The expected ‘Cuban cigar craze’ in the United States does not worry brand owners or blenders one bit, in fact, they welcome the possibilities. Right now a Cuban cigar is a “Puro”, meaning they are made using only Cuban tobacco, but if the embargo is lifted blenders around the world like Jose Blanco will start to introduce Cuban tobacco into their blends.
“Some blenders, I will definitely be one of them, will blend Cuban tobaccos with other tobaccos into my blends if I can – that means a whole new product will exist,” Blanco explained. “That will be when the fun really starts.”
Antonio Lam, owner and blender of Reinado cigars added, “I would consider adding Cuban tobacco if I found an abundant crop of the quality that could be there. I would love to mix some Cuban tobacco with Nicaraguan.”
In the wake of all this hype and excitement lies a serious problem for the mother country. Since the 1962 embargo Cuba has been steadily affected by soil depletion, which has greatly diminished the quality of the nation’s cigars. And, some of the best growers have fled to neighboring countries after Fidel Castro took power. All this translates to an over-priced cigar that doesn’t have the same ‘wow’ factor it once boasted.
Lam agrees, “The production and capacity for Cuba without the US, is already a little bit of a problem with consistency, so to open to the US market is going to be very problematic for them not only for the price points, which are going to be high, but with constancy. I don’t think it is going to be as successful as a lot of people are expecting.”
The U.S. government’s stamp of approval may pose a far graver threat to the mystique and demand of Cuban cigars. The idea of eating the forbidden fruit holds a much greater appeal than the actual consumption. In fact, experts believe that consumers will be paying more for the Cuban reputation rather than a quality product.
“We all know what makes a Cuban cigar so special – the forbidden fruit factor,” said Lam. “When someone walks into a lounge and he has it and no one else in the room can have it, then you are something special, but when everyone else around you has one, the magic is gone.”

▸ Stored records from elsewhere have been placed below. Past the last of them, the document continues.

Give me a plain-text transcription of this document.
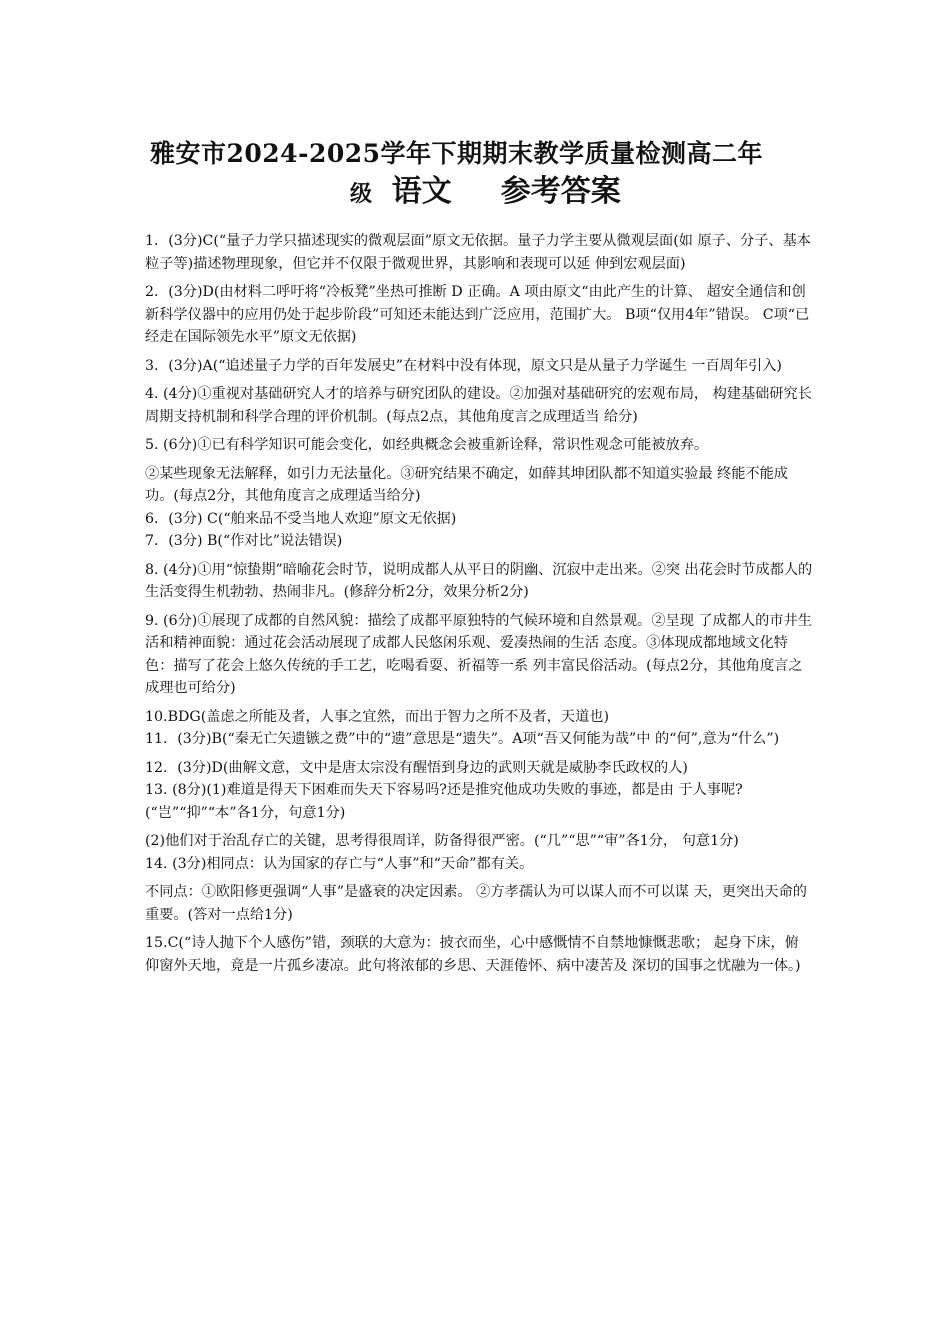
雅安市2024-2025学年下期期末教学质量检测高二年
级 语文 参考答案

1．(3分)C(“量子力学只描述现实的微观层面”原文无依据。量子力学主要从微观层面(如 原子、分子、基本粒子等)描述物理现象，但它并不仅限于微观世界，其影响和表现可以延 伸到宏观层面)

2．(3分)D(由材料二呼吁将“冷板凳”坐热可推断 D 正确。A 项由原文“由此产生的计算、 超安全通信和创新科学仪器中的应用仍处于起步阶段”可知还未能达到广泛应用，范围扩大。 B项“仅用4年”错误。 C项“已经走在国际领先水平”原文无依据)

3．(3分)A(“追述量子力学的百年发展史”在材料中没有体现，原文只是从量子力学诞生 一百周年引入)

4. (4分)①重视对基础研究人才的培养与研究团队的建设。②加强对基础研究的宏观布局， 构建基础研究长周期支持机制和科学合理的评价机制。(每点2点，其他角度言之成理适当 给分)

5. (6分)①已有科学知识可能会变化，如经典概念会被重新诠释，常识性观念可能被放弃。

②某些现象无法解释，如引力无法量化。③研究结果不确定，如薛其坤团队都不知道实验最 终能不能成功。(每点2分，其他角度言之成理适当给分)

6．(3分) C(“舶来品不受当地人欢迎”原文无依据)

7．(3分) B(“作对比”说法错误)

8. (4分)①用“惊蛰期”暗喻花会时节，说明成都人从平日的阴幽、沉寂中走出来。②突 出花会时节成都人的生活变得生机勃勃、热闹非凡。(修辞分析2分，效果分析2分)

9. (6分)①展现了成都的自然风貌：描绘了成都平原独特的气候环境和自然景观。②呈现 了成都人的市井生活和精神面貌：通过花会活动展现了成都人民悠闲乐观、爱凑热闹的生活 态度。③体现成都地域文化特色：描写了花会上悠久传统的手工艺，吃喝看耍、祈福等一系 列丰富民俗活动。(每点2分，其他角度言之成理也可给分)

10.BDG(盖虑之所能及者，人事之宜然，而出于智力之所不及者，天道也)

11．(3分)B(“秦无亡矢遗镞之费”中的“遗”意思是“遗失”。A项“吾又何能为哉”中 的“何”,意为“什么”)

12．(3分)D(曲解文意，文中是唐太宗没有醒悟到身边的武则天就是威胁李氏政权的人)

13. (8分)(1)难道是得天下困难而失天下容易吗?还是推究他成功失败的事迹，都是由 于人事呢?(“岂”“抑”“本”各1分，句意1分)

(2)他们对于治乱存亡的关键，思考得很周详，防备得很严密。(“几”“思”“审”各1分， 句意1分)

14. (3分)相同点：认为国家的存亡与“人事”和“天命”都有关。

不同点：①欧阳修更强调“人事”是盛衰的决定因素。 ②方孝孺认为可以谋人而不可以谋 天，更突出天命的重要。(答对一点给1分)

15.C(“诗人抛下个人感伤”错，颈联的大意为：披衣而坐，心中感慨情不自禁地慷慨悲歌； 起身下床，俯仰窗外天地，竟是一片孤乡凄凉。此句将浓郁的乡思、天涯倦怀、病中凄苦及 深切的国事之忧融为一体。)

With that said, cigars are a source of great pride for Cubans and they are extremely proud of their country’s rich history in the industry. And, for sure, any increase in revenue can only help the nation begin to advance into the 21st century.
“It will really be interesting to see what will happen with farms and some of the brands once democracy is truly restored in Cuba,” said Blanco. “I hope and believe in open relationships between all cigar countries and very special cigars will be blended from many of us.”